The first Europeans to lay eyes on this landscape were
led by Ferdinand Magellan, who pioneered passage through
the treacherous strait that now bears his name. His expedition
named the mainland 'Tierra de los Patagones', unwittingly
spawning the myth of a race of Patagonian giants. To
the south, they saw the horizon darkened by smoke from
the natives' fires, and named the great island Tierra
del Fuego. The legend of Patagonia was set in motion.
The indigenous groups who inhabited Tierra del Fuego
deserved to be legends, as these were the world's first
and greatest adventurers. In arriving on Tierra del Fuego
they had completed the world's furthest human migration,
arriving finally at the very end of the earth, where
the Andes disappeared into the sea and glaciers flowed
to the water's edge.
With nowhere else to wander, they stayed and fished the
coast in canoes, collected shellfish, hunted guanaco
and rheas on the pampa. Photos taken at the turn of the
century depict a stone age culture where extremity had
crystallized: the end of the road for the most restless
wanders in history.
To the east of the Andes, the Patagonian pampa is an
immense desert, by some accounts among the five largest
deserts in the world.
West of the Andes is another world. Here both the Central
Valley and the Coast Range have sunk into the Pacific;
what were once glacial valleys are now fjords, and what
were once mountaintops are now islands. Hotsprings lay
revealed by coastal erosion, while great glaciers further
fragment the landscape, necessitating maritime or air
travel. Great forests cloak the Andes from the Pacific
shoreline to the continental divide, bisected by surging
emerald rivers carrying glacial silt to the sea and providing
habitat for fearless trout and salmon.
This immense territory is best understood as two separate
regions, separated by the vast expanse of the Southern
Patagonian Ice Field.
Northern Patagonia is one of the world's last great expanses
of wilderness, accessed by a gravel highway known as
the Carretera Austral, completed in 1988. Even today,
road access to the region is not complete, and travelers
on the Carretera Austral must hop ferries across the
mouths of the great fjords.
Here the port of Chaitén provides access to the
northernmost portions of the Carretera Austral, including
truly world-class rafting and flyfishing, and cruises
to glaciers and island hotsprings. Further south is the
city of Coihaique, capital of the Aisén province
and an ideal base for flyfishing and overland trips on
the southern Carretera Austral, to lago General Carrera
and the Northern and Southern Ice Fields.
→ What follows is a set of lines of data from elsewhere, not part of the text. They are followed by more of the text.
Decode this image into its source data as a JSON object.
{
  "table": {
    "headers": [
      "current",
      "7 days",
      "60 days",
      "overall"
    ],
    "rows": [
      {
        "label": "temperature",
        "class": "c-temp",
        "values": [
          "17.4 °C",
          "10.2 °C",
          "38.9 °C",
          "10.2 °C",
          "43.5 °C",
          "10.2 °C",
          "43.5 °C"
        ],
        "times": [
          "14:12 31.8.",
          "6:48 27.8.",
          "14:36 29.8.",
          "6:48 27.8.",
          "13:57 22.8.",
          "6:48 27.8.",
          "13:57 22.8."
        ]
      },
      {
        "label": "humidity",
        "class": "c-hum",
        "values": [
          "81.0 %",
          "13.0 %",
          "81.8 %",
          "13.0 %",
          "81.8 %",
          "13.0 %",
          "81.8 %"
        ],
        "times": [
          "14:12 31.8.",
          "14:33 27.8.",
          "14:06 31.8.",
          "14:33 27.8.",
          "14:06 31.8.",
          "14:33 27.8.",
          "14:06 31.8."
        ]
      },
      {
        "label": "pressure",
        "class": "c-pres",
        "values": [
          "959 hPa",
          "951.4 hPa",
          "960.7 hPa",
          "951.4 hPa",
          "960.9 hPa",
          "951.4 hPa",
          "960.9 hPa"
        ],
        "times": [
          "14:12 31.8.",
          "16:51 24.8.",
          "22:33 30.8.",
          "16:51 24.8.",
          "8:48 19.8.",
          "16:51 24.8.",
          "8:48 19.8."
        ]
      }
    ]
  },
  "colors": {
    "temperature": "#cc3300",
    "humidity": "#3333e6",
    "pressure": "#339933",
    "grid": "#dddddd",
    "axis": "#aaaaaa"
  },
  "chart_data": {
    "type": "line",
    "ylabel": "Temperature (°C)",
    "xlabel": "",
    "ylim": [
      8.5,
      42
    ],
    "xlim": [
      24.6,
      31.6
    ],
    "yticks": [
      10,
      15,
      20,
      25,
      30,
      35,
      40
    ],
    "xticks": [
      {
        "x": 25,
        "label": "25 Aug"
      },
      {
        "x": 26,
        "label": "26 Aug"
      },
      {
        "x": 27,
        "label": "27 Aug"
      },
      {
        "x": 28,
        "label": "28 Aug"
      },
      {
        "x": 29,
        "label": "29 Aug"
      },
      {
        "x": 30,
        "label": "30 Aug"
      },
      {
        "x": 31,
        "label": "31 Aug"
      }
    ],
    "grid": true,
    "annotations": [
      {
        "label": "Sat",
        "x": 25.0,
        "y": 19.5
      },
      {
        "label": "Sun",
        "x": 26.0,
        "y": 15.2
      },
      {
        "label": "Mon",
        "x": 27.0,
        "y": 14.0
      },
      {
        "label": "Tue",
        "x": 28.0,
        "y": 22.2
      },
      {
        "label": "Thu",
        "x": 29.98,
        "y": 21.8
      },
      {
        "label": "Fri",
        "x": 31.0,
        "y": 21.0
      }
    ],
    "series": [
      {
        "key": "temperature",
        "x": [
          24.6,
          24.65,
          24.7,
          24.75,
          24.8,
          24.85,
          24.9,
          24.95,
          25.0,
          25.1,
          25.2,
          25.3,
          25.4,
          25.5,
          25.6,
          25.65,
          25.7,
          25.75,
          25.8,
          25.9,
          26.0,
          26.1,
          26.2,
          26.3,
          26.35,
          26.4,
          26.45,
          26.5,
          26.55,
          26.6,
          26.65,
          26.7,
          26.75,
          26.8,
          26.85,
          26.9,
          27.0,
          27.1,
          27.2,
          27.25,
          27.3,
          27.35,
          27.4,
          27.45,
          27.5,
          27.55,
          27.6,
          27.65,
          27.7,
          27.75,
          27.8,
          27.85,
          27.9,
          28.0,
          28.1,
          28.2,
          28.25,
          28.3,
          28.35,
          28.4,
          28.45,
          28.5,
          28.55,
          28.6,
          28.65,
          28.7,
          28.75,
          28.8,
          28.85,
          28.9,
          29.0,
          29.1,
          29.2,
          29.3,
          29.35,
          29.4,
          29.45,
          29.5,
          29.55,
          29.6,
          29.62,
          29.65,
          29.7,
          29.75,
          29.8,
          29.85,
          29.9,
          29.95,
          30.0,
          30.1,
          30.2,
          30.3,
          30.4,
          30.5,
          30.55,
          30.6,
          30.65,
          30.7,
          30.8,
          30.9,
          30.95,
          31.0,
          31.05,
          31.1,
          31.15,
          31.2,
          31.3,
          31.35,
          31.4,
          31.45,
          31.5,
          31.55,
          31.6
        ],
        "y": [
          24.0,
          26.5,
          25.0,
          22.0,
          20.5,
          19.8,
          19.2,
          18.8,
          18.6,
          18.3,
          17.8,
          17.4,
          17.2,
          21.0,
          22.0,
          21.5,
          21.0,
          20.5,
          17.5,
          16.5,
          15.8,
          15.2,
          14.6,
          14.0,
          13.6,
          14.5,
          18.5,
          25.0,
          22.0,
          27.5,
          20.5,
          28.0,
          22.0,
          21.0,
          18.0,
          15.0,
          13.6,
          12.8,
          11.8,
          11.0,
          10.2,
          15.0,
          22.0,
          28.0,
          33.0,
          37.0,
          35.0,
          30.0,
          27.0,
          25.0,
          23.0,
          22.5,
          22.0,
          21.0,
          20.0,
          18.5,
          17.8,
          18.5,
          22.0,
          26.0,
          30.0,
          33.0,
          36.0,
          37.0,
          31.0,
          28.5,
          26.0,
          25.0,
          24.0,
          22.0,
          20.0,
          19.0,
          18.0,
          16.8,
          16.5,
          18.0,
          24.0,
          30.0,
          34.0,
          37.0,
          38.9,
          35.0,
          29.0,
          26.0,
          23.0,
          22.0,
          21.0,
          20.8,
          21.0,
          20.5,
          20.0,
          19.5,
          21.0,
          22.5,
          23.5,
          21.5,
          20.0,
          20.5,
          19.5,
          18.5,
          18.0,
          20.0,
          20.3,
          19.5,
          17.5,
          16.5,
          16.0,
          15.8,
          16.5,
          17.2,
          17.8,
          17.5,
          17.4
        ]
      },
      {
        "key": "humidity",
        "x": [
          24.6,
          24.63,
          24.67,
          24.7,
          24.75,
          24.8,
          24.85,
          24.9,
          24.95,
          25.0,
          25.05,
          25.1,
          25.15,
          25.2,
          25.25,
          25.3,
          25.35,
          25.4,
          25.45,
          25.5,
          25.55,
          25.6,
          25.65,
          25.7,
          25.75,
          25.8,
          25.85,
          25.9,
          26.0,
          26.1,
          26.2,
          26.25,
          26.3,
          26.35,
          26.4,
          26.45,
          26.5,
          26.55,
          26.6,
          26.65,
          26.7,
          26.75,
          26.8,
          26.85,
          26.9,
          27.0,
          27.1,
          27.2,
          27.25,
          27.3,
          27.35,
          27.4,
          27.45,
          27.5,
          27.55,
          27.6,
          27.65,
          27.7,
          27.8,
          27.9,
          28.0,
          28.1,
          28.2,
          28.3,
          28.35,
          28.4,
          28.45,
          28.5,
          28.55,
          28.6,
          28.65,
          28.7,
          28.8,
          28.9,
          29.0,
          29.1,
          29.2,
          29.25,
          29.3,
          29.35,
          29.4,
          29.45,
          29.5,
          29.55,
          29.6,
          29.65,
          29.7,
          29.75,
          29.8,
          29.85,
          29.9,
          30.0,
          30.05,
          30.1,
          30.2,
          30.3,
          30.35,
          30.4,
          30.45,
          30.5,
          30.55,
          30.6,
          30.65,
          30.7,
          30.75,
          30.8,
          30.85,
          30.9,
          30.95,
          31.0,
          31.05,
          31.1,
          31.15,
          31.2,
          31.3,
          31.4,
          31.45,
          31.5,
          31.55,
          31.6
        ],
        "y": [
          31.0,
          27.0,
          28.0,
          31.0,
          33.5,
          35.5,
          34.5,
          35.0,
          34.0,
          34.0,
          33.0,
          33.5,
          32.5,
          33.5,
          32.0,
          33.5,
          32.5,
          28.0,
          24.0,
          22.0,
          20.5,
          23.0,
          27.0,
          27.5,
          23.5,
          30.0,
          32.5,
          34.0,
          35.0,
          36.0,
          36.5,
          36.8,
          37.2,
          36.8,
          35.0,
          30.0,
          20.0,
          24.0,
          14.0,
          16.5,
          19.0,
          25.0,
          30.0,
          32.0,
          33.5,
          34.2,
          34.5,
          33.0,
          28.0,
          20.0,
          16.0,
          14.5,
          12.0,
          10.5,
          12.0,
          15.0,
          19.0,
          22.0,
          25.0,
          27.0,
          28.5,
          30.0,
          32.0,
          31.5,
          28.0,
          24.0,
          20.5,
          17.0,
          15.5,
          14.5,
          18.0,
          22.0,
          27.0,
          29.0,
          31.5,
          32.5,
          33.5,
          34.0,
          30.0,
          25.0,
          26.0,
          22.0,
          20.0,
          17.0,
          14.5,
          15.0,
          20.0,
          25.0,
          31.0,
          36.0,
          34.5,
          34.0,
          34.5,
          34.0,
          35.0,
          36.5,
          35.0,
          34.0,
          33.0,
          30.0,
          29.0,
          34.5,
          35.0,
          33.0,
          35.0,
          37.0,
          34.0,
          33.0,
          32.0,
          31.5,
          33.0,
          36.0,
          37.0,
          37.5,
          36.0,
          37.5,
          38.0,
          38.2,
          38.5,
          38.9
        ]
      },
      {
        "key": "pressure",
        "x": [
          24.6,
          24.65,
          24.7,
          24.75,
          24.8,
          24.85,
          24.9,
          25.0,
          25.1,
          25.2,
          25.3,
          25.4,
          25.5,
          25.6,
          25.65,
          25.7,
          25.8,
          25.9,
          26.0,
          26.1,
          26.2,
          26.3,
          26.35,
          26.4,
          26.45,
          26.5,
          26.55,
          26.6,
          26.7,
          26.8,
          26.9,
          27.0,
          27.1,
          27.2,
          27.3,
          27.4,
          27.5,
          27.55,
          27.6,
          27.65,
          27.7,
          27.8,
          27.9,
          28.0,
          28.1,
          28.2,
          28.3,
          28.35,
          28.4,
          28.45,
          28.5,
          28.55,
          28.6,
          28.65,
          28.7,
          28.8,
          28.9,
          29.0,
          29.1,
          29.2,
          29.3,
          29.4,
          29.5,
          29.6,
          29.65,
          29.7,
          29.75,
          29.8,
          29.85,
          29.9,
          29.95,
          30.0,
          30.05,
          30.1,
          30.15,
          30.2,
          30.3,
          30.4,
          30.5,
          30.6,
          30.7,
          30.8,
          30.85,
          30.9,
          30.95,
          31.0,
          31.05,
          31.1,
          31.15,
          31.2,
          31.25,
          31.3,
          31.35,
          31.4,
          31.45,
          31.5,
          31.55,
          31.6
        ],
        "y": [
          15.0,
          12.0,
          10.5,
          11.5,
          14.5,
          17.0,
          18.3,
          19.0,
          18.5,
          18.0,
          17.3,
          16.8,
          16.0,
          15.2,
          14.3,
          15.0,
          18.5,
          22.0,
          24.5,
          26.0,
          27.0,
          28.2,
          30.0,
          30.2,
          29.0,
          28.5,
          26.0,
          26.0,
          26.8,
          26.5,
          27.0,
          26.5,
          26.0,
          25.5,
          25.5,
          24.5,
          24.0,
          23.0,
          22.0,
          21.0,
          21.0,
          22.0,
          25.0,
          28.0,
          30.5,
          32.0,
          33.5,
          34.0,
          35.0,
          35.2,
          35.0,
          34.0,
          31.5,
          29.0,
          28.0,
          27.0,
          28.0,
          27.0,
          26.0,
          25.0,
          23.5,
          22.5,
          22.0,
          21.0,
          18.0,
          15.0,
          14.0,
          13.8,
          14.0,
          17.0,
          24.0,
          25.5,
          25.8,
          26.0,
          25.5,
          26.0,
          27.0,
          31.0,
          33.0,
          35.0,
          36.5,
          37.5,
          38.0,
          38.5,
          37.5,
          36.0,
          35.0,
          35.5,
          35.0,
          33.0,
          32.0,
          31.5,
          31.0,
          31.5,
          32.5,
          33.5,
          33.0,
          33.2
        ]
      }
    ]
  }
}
Southern Patagonia, known as Magallanes, is a world apart,
where the broad expanses of the pampa meet with the glacially
sculpted spires of the Andes. Torres del Paine National
Park and World Biosphere Reserve is the most famous of
the vast protected areas in Magallanes, preserving habitat
for guanacos, foxes, rheas and flamingos. South of the
park is Puerto Natales, terminal for southbound ferries
from Puerto Montt and operations base for hiking and
horseback trips, glacier cruises, and overland trips.
Punta Arenas is the capital of the Magallanes province.
Facing the Straits of Magellan and Tierra del Fuego,
Punta Arenas is the principal departure point for cruises
and flights to Tierra del Fuego, to the Canal Beagle,
Isla Navarino, Cape Horn and Antarctica.